Lord Summoner's Freedom Philosophy: Grimoire of Love

Chapter 481: The Fog of Deception (End)



Lyan faced his troops. Mud, blood, fog—yet their eyes shone. "Form ranks," he ordered. Spears stamped once, rows aligning. The discipline soothed him like the steady tick of a clock.

He glanced to Wilhelmina; her pink hair caught a shaft of sun, glowing rose-gold amid gray carnage. She gave the faintest nod—strategy still layers ahead, but confidence firm. Josephine twirled her dagger, winking. Ravia and Xena wiped blades side by side, twin statues of competence. Alicia exhaled, tension easing from slight shoulders.

Lyan drew breath, voice rolling over the assembly. "Do not break the formation," he ordered calmly. "Let them scatter, let them fear us."

Enemy morale crumbled as if some invisible giant had squeezed the heart out of every man in a Varzadian helm. Cries of "Sauve qui peut!" scattered through the ranks— voices high, cracking, more boy than soldier. Swords clanged to the muck. A standard-bearer shoved two comrades aside and bolted, serpent pennant whipping behind him like a frightened tail. Others followed in blind instinct, trampling their own dead, boots sucking free of the blood-wet soil only to slip again on discarded shields.

"Let them run," Lyan called, pitching his voice to carry over the pounding retreat. It was not a shout— more a clear, calm bell asking obedience rather than demanding it. The timbre of it cut through panic like a whetted edge, and every Astellian spine straightened in response.

ɴᴇᴡ ɴᴏᴠᴇʟ ᴄʜᴀᴘᴛᴇʀs ᴀʀᴇ ᴘᴜʙʟɪsʜᴇᴅ ᴏɴ Nov3lFɪre.ɴet

Ravia raised her bloody sword in salute, but stayed where she was, shoulders heaving while steam lifted from her armor. Beside her, Xena lowered her bow, a final arrow feathered but unused, and offered a slow exhale. The coppery tang of blood mingled with the resin of disturbed pine needles— a scent that would cling to their memories long after armor was scrubbed clean.
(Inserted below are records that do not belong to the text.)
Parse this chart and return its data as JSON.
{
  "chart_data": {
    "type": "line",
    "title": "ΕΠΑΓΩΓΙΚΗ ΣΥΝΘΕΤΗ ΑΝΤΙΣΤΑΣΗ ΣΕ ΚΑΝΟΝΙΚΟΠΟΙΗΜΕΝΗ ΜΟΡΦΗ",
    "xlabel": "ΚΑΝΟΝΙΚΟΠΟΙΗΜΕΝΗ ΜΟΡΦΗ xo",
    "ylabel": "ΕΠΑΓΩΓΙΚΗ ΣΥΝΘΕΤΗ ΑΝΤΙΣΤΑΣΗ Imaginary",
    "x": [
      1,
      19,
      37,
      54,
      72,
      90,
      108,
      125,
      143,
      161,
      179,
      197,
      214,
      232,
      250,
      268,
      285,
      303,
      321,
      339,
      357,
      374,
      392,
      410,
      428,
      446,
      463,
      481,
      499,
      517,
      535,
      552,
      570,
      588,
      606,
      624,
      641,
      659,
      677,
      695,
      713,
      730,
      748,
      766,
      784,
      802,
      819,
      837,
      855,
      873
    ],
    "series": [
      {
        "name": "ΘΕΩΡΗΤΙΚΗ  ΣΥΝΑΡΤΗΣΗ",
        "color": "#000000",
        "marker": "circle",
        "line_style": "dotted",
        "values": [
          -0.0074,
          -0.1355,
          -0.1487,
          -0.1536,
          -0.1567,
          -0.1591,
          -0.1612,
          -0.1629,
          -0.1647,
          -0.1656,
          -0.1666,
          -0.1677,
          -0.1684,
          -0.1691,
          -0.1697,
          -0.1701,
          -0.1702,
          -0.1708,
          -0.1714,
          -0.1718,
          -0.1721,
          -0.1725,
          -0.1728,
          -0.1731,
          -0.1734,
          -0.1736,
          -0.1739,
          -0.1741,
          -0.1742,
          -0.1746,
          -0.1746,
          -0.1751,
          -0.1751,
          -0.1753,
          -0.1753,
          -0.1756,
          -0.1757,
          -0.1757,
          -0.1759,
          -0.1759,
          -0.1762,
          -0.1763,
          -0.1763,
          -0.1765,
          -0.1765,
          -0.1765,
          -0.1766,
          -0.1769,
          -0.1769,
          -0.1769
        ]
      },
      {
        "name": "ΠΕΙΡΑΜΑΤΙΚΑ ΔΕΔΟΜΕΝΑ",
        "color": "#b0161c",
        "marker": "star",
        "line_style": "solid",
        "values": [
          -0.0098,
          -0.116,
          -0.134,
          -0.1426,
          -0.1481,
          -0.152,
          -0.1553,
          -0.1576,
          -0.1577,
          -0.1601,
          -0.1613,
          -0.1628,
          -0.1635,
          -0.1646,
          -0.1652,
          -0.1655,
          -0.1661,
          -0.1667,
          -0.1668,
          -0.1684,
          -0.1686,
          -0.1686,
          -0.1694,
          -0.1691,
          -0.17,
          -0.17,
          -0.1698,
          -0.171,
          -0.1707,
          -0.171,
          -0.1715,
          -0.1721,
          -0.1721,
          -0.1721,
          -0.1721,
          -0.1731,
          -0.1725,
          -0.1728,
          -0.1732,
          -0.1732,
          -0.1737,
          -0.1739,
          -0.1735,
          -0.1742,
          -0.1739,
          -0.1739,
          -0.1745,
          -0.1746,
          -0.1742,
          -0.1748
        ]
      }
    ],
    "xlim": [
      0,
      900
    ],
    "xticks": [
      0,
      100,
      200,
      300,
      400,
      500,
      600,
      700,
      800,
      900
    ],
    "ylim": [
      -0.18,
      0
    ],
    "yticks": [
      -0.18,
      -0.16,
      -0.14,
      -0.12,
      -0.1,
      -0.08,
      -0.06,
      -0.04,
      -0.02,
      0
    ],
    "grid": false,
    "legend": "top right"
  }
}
From the left flank, a clarion horn sounded: one long bass note that vibrated through ribs and rattled last droplets from shaking leaves. The designated cease-signal. Even the horses seemed to understand; those still under saddle stamped once, then settled, no longer eager to give chase.

A hush swept over the pass, broken only by the distant crashing of fugitives blundering into undergrowth and a single, mournful creak as a felled oak—cut half through in the melee—leaned farther and thudded to the earth. The fog, bullied by sunlight and battlefield heat, shredded in ghostly ribbons, unveiling the field’s grim ledger: bodies strewn like toppled chess pieces, equipment discarded in tightening circles of desperation, and streaks of bright arterial red seeping into the black loam.

Wilhelmina approached, mud spattered up both legs to the hem of her officer’s coat. Her slate—usually pristine—bore a crack across one corner where a glancing blow had struck. She held it anyway, fingertips white with the pressure of her grip, but her chin was high. "Seven hundred fallen," she reported, voice steady yet vibrating with the intimate knowledge of every life tallied. "Less than fifty made it past the perimeter." Her eyes flicked to the slope where those survivors disappeared, as if picturing each footfall even now.